8) This is done by one of (the several) optimization passes on the leaves, once they are created. Another possiblity is to directly take material boundaries into account, when creating the tree. But that approach doesn''t work for me, because of the way I treat shaders. It might work for you, though - the material balance would then simply become another weight when selecting a subdivision plane. If you opt for the post-optimization process, you can build comparative heuristic, that first identifies critical faces (ie. very low face counts with a certain material), and then tries to reinsert them into a nearby node, that already contains a certain amount of that material. This process will most likely grow the other node, so it''s a tradeoff: tree localization vs. optimized vertex arrays. This optimization pass also answers your question number 3: this is one of the optimizations that will invalidate the parent bounding volumes.

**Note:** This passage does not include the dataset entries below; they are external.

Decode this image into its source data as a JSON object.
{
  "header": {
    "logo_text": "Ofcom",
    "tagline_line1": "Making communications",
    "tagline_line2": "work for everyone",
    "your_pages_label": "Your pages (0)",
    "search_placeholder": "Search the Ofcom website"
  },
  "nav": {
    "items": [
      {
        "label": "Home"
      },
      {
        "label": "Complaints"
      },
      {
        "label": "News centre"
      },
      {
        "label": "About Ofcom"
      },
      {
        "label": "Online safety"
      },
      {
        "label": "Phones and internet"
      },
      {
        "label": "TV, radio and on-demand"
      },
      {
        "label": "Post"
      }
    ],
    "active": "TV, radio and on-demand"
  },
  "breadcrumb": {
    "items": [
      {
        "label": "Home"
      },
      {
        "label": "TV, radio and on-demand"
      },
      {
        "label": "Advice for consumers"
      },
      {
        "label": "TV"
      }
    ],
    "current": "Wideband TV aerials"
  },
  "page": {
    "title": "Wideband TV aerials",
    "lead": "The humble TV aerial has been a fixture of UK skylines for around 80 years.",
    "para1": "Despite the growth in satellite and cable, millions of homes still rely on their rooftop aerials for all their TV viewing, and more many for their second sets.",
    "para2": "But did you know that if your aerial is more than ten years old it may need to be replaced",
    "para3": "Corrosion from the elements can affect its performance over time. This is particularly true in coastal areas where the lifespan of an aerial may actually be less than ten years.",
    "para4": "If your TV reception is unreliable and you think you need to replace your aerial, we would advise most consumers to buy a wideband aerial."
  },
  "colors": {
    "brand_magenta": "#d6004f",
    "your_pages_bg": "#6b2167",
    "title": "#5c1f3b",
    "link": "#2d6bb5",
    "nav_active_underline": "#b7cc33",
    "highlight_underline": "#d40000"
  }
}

Then, there is another possibility I used: sometimes, you just can''t find an adequate leaf to insert the offending faces. In that case, simply dump them into a "quarantine list": remove them from the leaf (+ resize it), and add them to a critical face list. Built your entire ABT without those faces. That''s your primary ABT. You are left with a list of hard to localize faces, distributed all over the level space. Now you run a second ABT creation over those. This one will be a lot shallower, and will have much less faces than the primary one. Since the nodes will also be much larger in volume, it will fusion the formerly unlocalized faces sharing the same material, from the entire scene. At runtime, you''ll have to traverse two ABTs, but it''s generally worth it. Your vertex array set will be much hardware friendlier.

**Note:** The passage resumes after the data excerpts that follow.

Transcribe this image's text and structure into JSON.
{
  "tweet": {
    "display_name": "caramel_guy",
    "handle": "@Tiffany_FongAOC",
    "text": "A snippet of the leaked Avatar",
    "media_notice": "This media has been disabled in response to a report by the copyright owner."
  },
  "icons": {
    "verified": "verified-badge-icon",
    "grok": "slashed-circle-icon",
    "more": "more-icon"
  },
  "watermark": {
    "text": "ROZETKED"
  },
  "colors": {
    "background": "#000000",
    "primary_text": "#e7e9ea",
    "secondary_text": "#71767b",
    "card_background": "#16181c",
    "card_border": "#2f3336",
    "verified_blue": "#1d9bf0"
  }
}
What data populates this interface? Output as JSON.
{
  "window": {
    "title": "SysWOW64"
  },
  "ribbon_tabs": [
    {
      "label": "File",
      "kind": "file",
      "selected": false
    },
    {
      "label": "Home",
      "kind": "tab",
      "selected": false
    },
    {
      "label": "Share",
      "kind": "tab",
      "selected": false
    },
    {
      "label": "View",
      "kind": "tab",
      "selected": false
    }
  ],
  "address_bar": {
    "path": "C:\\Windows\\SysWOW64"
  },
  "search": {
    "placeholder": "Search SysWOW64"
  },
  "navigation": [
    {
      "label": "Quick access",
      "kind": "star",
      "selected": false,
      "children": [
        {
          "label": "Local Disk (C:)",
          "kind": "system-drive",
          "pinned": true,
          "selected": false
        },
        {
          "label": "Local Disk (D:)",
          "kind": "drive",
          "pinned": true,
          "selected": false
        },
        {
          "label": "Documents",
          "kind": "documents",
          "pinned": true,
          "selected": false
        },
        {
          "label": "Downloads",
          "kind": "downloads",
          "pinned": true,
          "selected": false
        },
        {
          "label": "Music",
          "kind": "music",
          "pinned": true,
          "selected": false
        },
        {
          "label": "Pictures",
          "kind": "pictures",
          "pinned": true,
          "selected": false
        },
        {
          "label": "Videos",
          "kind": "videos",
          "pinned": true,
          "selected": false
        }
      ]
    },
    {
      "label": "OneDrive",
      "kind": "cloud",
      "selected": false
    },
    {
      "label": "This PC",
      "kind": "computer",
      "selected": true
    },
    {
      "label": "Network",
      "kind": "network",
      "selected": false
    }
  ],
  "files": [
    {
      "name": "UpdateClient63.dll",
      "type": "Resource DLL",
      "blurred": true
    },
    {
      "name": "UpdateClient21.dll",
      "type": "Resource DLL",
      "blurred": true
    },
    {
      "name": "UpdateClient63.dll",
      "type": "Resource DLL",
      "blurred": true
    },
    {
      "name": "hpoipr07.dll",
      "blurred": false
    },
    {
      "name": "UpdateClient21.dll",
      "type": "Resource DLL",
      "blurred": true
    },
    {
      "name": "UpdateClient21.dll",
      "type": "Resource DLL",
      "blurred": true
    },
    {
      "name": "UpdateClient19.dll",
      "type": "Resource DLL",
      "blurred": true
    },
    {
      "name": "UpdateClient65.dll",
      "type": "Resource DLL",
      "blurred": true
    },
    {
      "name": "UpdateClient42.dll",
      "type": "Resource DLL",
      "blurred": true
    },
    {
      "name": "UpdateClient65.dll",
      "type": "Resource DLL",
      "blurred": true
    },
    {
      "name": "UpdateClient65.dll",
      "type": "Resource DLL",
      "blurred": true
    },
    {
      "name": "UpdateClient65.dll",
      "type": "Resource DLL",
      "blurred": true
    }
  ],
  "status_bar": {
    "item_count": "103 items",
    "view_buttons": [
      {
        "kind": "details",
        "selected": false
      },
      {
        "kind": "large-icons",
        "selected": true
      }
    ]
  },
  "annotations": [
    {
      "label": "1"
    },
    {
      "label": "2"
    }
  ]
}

On a sidenote, a Quake3 level is pretty much the worst dataset you can feed an ABT with. An ABT is intended for high to very high polycount scenes, something from 200k to millions of faces. The efficiency relies on the fact, that the number of different materials is small compared to the number of faces. That is not the case in low-poly environments, such as Quake3 levels. You know, you wouldn''t even need a spatial structure for a Q3 level, simply brute forcing the entire thing will probably be faster. For efficiency tests, I''d recommend a scene of at least 100,000 faces.

9) As RandomLogic mentioned, my occlusion meshes are semi-automatically created, with artist support where needed. The occlusion skin is totally independent of the ABTs. They are neither included, nor dependent on them. They use a separate strcuture, an octree without splits, to be precise. Since they are software rendered, splits are a big no-no. OTOH, we can keep track of each individual polygon, and flag its render state. A polygon can thus be assigned to multiple nodes (impossible for vertex arrays/buffers), which makes an octree the structure of choice.

At runtime, the occlusion skin is rendered from this tree, as a totally separate entitity. In fact, the occlusion skin geometry is not even stored in the same structures as the main scene geometry (for swapping purposes). The scene ABT AABBs are then individually tested against the occlusion map.